In the additional, explorative data analysis, we also found both weight distribution indicators (“waist-circumference” and “waist-to-height-ratio”) to be significant predictors of group membership for the knee OA versus the hip OA group. This data possibly indicates that the knee is more vulnerable to metabolic damage to joint and cartilage, which is associated with a higher intra-abdominal fat mass [28]. Like previous studies [18, 29, 30], we also found an association between these weight distribution indicators with knee OA compared to the reference group. Additionally, we found that the knee seems to be significantly more vulnerable to the amount of intra-abdominal fat than the hip, possibly indicating a stronger leptin-associated pathogenesis of knee OA. ‘Waist-circumference-to-height-ratio’ and ‘waist-circumference’ may help distinguish whether there is a higher risk of getting knee OA than hip OA. Further investigation of these indicators is needed, to confirm and clarify the interpretation of the findings of our exploratory data analyses.

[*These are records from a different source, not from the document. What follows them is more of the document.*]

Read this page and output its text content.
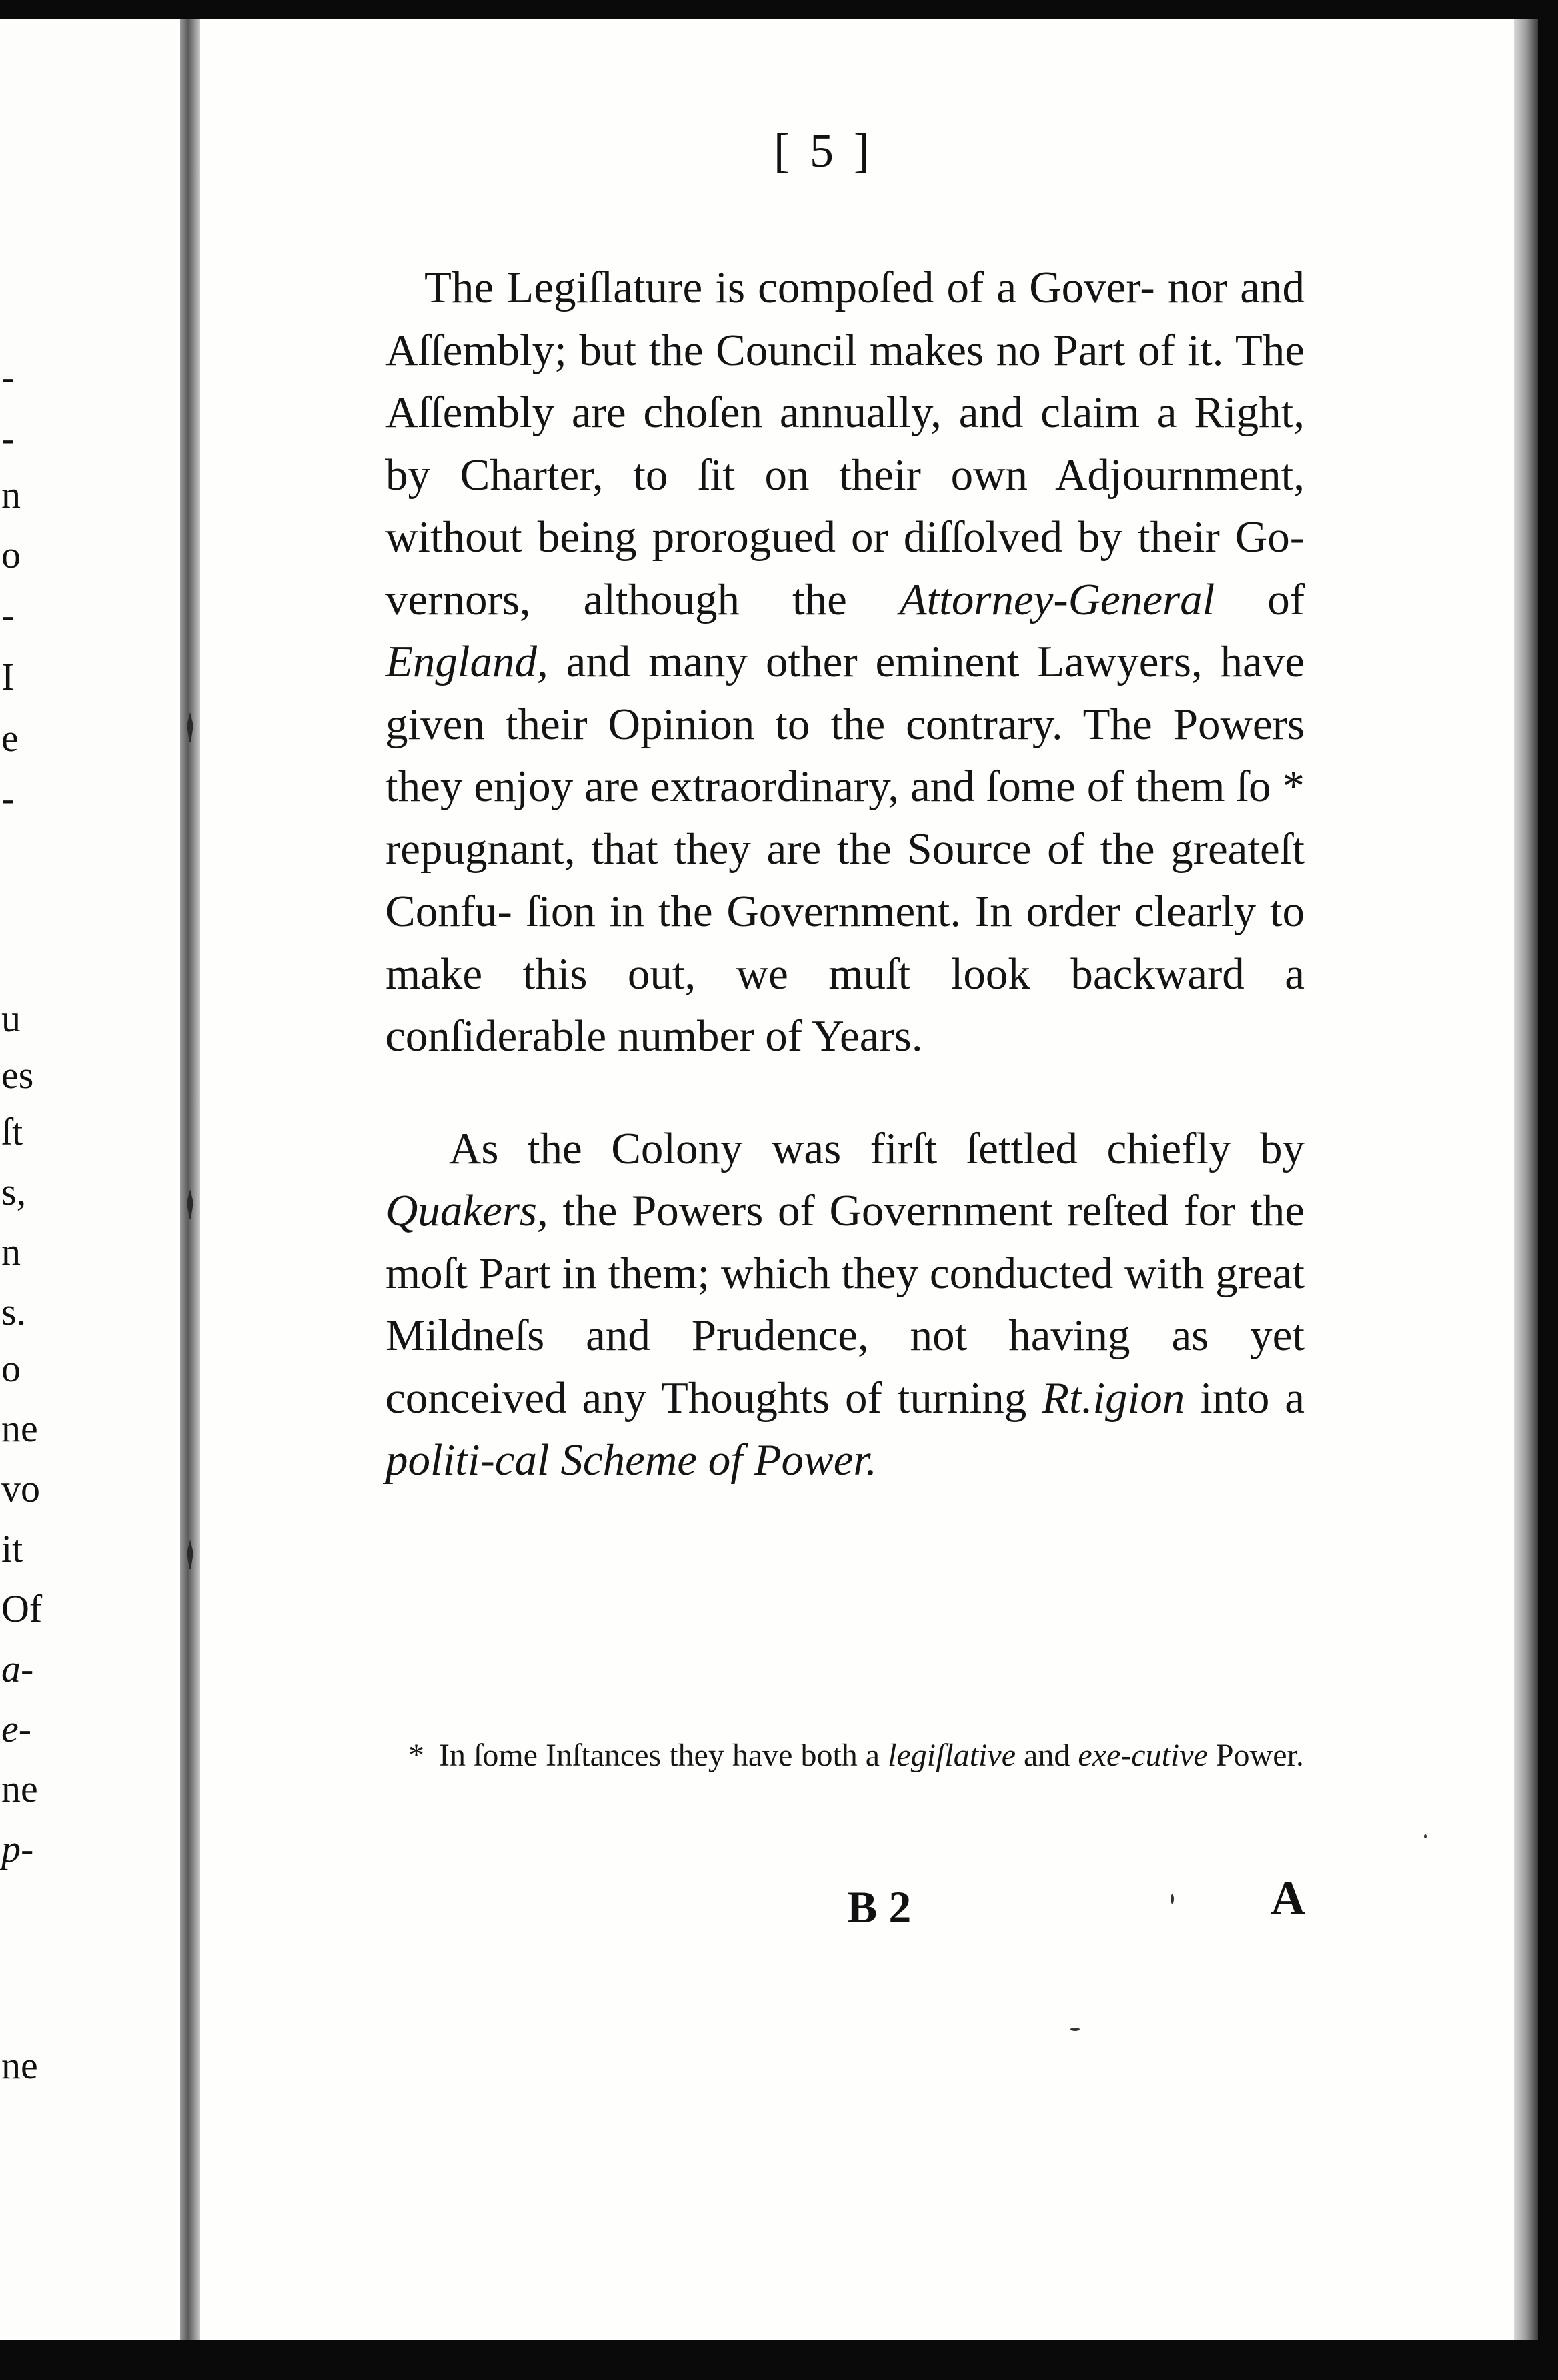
-
-
n
o
-
I
e
-
u
es
ſt
s,
n
s.
o
ne
vo
it
Of
a-
e-
ne
p-
ne
[ 5 ]

The Legiſlature is compoſed of a Gover- nor and Aſſembly; but the Council makes no Part of it. The Aſſembly are choſen annually, and claim a Right, by Charter, to ſit on their own Adjournment, without being prorogued or diſſolved by their Go- vernors, although the Attorney-General of England, and many other eminent Lawyers, have given their Opinion to the contrary. The Powers they enjoy are extraordinary, and ſome of them ſo * repugnant, that they are the Source of the greateſt Confu- ſion in the Government. In order clearly to make this out, we muſt look backward a conſiderable number of Years.

As the Colony was firſt ſettled chiefly by Quakers, the Powers of Government reſted for the moſt Part in them; which they conducted with great Mildneſs and Prudence, not having as yet conceived any Thoughts of turning Rt.igion into a politi-cal Scheme of Power.

* In ſome Inſtances they have both a legiſlative and exe-cutive Power.
B 2	A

As limitations of our study, a potential selection bias in our reference group has to be acknowledged. It is possible that more health conscious people volunteered in that group. Another limitation is the study design (case–control study) with typical limitation in comparison with prospective studies. Another limitation is that we neglected the effect of leg malalignment in our model. Moreover, current BMI, waist-circumference, and waist-circumference-to-height-ratio measured at study entry could have been biased by limited physical activity associated with OA. It might also be speculated whether there would be some recall bias during self-reporting of body weight. However, previous research reported that recall and self-reporting of weight and height are satisfactorily accurate [15, 16].

Based on our findings, it is concluded that the maximum BMI over one’s lifespan is a better predictor of OA of the hip or the knee than the current BMI. These findings support the use of the most sustainable methods of weight control. The knee joint seems to be more sensitive to obesity as current BMI was associated only with knee OA but not with hip OA.